Effective education systems can contribute directly to poverty reduction, economic growth and stability. The acquisition of knowledge and skills through education improves individuals’ earning potential and ability to invest wisely in their future and those of their families. Educating women and girls is particularly transformative; every additional year of schooling makes a difference to marriage age, fertility rates and health outcomes for women and their children.

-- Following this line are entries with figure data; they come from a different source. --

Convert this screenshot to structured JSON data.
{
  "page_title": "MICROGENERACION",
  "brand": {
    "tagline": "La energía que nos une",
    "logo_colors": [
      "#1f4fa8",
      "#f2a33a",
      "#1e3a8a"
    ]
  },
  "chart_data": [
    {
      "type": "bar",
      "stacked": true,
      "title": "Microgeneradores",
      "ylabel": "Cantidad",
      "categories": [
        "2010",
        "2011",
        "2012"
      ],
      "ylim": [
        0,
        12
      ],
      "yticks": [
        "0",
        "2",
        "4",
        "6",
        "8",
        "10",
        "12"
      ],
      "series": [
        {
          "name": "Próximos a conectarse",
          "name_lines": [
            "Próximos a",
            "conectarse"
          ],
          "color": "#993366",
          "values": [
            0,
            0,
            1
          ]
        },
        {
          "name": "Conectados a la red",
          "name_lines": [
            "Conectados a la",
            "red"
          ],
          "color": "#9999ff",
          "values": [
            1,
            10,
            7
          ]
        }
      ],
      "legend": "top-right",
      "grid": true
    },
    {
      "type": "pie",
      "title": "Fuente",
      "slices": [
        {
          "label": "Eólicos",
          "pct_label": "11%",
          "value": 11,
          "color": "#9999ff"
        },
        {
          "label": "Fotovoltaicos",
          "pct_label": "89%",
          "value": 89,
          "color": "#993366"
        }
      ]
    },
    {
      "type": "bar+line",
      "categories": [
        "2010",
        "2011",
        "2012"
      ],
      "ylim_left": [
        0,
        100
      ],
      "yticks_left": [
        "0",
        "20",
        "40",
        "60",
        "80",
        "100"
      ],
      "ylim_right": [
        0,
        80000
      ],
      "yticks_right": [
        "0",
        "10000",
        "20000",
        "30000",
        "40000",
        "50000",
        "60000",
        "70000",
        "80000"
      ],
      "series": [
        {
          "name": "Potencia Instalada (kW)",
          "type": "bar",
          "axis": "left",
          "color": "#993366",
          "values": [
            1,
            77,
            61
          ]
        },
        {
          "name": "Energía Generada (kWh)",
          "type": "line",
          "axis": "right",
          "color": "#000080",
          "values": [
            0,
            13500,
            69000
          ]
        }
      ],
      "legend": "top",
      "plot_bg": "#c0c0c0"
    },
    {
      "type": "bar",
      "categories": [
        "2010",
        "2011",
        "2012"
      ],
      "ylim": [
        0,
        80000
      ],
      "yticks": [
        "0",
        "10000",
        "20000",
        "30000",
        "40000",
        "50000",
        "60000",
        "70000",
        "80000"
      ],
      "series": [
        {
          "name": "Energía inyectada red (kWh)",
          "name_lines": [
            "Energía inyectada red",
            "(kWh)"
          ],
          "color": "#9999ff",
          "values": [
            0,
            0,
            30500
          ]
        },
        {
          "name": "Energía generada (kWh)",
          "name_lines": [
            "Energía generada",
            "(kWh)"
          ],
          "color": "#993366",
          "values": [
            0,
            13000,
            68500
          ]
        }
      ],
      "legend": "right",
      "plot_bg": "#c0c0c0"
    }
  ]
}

Since 2000, impressive gains have been made globally in access to schooling (particularly primary school), but evidence shows that many enrolled children are deriving limited benefits in terms of learning. This lack of learning is now receiving widespread attention, in large part due to the demonstrated positive link between economic growth and learning (not years spent in a classroom). Challenges remain in extending adequate education services to all children, with girls, poor children, children with disabilities, and other groups faced with disadvantage being disproportionately affected. Access to early childhood care and education, as well as secondary schooling lags well behind primary schooling in many countries.
Australia will invest in better education outcomes for all children and youth across the Indo-Pacific region, to contribute to reduced poverty, sustainable economic growth, and enhanced stability.
Taking a systems-based approach to education, Australia’s investments will contribute to human development through increased opportunities to access high-quality education and training. Australia will be guided by international evidence and respond to context. Support for policy dialogue and reform, evidence-based decision making, and effective partnerships (including with the private sector) will be key to efforts to promote reform. Australia will:
- Invest in early childhood care and development, which has been shown to deliver high returns, particularly for the poorest and most marginalised children.
- Invest in quality at all levels of the education system, because it is what students know and can do that matters for poverty reduction and economic growth.
- Prioritise equity, with a particular focus on gender and disability inclusiveness, because fairer education systems are also the most effective.
- Align education and skills with labour market needs, through investing in relevant and high-quality secondary and post-secondary education.